001 Verwaltungsrecht allgemein;
40/01 Verwaltungsverfahren;
90/02 Führerscheingesetz;

Norm

AVG §56;
FSG-GV 1997 §20 Abs1;
FSG-GV 1997 §20 Abs2;
FSG-GV 1997 §20 Abs3;
VwRallg;

Betreff

Der Verwaltungsgerichtshof hat durch den Vorsitzenden Senatspräsident Dr. Waldstätten und die Hofräte Dr. Schick und Dr. Grünstäudl als Richter, im Beisein der Schriftführerin Mag. Krawarik, über die Beschwerde der FH in B, vertreten durch die Korn & Gärtner Rechtsanwälte OG in 5020 Salzburg, Sterneckstraße 37, gegen den Bescheid der Bundesministerin für Verkehr, Innovation und Technologie vom 18. November 2013, Zl. BMVIT-424.096/0008-IV/ST4/2013, betreffend Anerkennung als Verkehrspsychologin, zu Recht erkannt:

Spruch

Die Beschwerde wird als unbegründet abgewiesen.

Begründung

Mit dem angefochtenen Bescheid wurde der Antrag der Beschwerdeführerin, "entweder a) einen Bescheid zu erlassen, mit dem der Antrag auf Anerkennung als Verkehrspsychologin gemäß § 20 Abs. 1 FSG-GV stattgegeben oder abgewiesen wird oder b) einen Feststellungsbescheid zu erlassen, mit dem festgestellt wird, dass (die Beschwerdeführerin) berechtigt ist, als Verkehrspsychologin gemäß § 20 FSG-GV tätig zu sein" gemäß § 20 Abs. 1 und 2 Führerscheingesetz-Gesundheitsverordnung (FSG-GV) zurückgewiesen.

In der Begründung verwies die belangte Behörde zusammengefasst auf das hg. Erkenntnis vom 24. Juli 2013, Zl. 2010/11/0106, in dem der Verwaltungsgerichtshof zu § 20 Abs. 3 FSG-GV ausgesprochen habe, dass einerseits die Ausübung der Ausbildung von Verkehrspsychologen nach dem expliziten Wortlaut dieser Bestimmung keinen bescheidmäßigen Abspruch des Bundesministers voraussetze und dass andererseits auch die (in den Rechtsvorschriften nicht vorgesehene) Erlassung eines Feststellungsbescheides über die Erfüllung der Voraussetzungen dieser Ausbildungstätigkeit weder im öffentlichen Interesse noch im rechtlichen Interesse des diese Tätigkeit Ausübenden gelegen sei.

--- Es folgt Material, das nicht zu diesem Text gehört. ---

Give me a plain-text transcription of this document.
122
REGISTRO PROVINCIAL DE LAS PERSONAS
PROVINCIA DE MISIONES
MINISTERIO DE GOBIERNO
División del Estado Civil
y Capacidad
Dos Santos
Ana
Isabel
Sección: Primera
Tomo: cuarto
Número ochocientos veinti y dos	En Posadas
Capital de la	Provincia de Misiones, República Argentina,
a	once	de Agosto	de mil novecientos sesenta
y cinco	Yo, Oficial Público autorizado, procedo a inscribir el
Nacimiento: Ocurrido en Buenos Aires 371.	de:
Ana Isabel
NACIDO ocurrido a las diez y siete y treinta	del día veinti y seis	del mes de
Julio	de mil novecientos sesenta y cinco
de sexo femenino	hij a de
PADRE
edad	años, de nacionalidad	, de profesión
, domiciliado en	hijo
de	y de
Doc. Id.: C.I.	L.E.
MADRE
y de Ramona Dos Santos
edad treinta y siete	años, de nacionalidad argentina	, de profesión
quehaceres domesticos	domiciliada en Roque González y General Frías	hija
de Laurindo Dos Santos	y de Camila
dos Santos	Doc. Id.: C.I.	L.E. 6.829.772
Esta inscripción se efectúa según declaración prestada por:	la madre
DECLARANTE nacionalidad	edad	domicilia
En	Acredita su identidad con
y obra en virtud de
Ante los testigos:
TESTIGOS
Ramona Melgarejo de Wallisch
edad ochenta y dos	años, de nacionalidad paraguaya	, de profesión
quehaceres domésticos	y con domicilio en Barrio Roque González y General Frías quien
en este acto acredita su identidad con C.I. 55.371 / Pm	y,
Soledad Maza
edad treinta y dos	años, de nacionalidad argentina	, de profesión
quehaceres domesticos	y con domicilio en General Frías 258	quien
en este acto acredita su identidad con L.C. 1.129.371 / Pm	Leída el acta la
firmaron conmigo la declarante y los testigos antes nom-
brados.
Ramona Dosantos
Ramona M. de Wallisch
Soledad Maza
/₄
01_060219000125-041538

Gleiches gelte nach Ansicht der belangten Behörde für Erfüllung der Voraussetzungen betreffend die Aufnahme der Tätigkeit des Verkehrspsychologen gemäß § 20 Abs. 1 FSG-GV.

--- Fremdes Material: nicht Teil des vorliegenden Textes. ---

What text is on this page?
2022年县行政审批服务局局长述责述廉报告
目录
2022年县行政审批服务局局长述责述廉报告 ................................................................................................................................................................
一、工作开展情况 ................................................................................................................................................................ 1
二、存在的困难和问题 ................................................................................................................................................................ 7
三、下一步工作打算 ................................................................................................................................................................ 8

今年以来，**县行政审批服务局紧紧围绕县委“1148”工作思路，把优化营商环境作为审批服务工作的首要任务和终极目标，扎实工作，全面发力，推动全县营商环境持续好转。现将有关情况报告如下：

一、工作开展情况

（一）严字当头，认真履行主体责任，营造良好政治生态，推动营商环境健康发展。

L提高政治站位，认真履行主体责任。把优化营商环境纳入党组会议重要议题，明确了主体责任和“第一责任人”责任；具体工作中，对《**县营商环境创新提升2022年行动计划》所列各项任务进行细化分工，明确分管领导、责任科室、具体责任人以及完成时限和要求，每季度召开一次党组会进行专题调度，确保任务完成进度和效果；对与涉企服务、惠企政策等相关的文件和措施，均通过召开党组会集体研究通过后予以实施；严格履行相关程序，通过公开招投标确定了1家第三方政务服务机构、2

Über die gegen diesen Bescheid erhobene Beschwerde hat der Verwaltungsgerichtshof in einem gemäß § 12 Abs. 1 Z. 2 VwGG gebildeten Senat erwogen:

Voranzustellen ist, dass die Beschwerdefrist im vorliegenden Fall bis zum Ablauf des 31. Dezember 2013 geendet hat, sodass hier ein Fall des § 4 Abs. 1 VwGbk-ÜG nicht vorliegt und gemäß § 79 Abs. 11 letzter Satz VwGG auf das gegenständliche Beschwerdeverfahren die bis zum Ablauf des 31. Dezember 2013 geltenden Bestimmungen des VwGG anzuwenden sind.

Die Führerscheingesetz-Gesundheitsverordnung, BGBl. II Nr. 322/1997 (FSG-GV), deren hier maßgebende Bestimmungen zuletzt durch die Novelle BGBl. II Nr. 64/2006 geändert wurden, lautet auszugsweise:

"Verkehrspsychologische Untersuchungsstellen

§ 19. (1) Eine verkehrspsychologische Stellungnahme darf nur von einer vom Bundesminister für Wissenschaft und Verkehr ermächtigten verkehrspsychologischen Untersuchungsstelle abgegeben werden.

(2) Als verkehrspsychologische Untersuchungsstelle ist gemäß § 36 FSG eine Einrichtung oder eine Vereinigung von selbständigen Psychologen zu ermächtigen, 1. in der mindestens sechs Verkehrspsychologen (§ 20) tätig sind, die im Besitz einer gültigen Lenkberechtigung für die Klasse B sind, und

2. die in der Lage ist, verkehrspsychologische Untersuchungen in mehr als einem Bundesland gleichzeitig durchzuführen.

(3) Handelt es sich bei der verkehrspsychologischen Untersuchungsstelle um eine Vereinigung von selbständigen Verkehrspsychologen, so ist überdies nachzuweisen, daß alle für die Untersuchungsstelle tätigen Verkehrspsychologen dieselben Testverfahren anwenden und gleichartig auswerten.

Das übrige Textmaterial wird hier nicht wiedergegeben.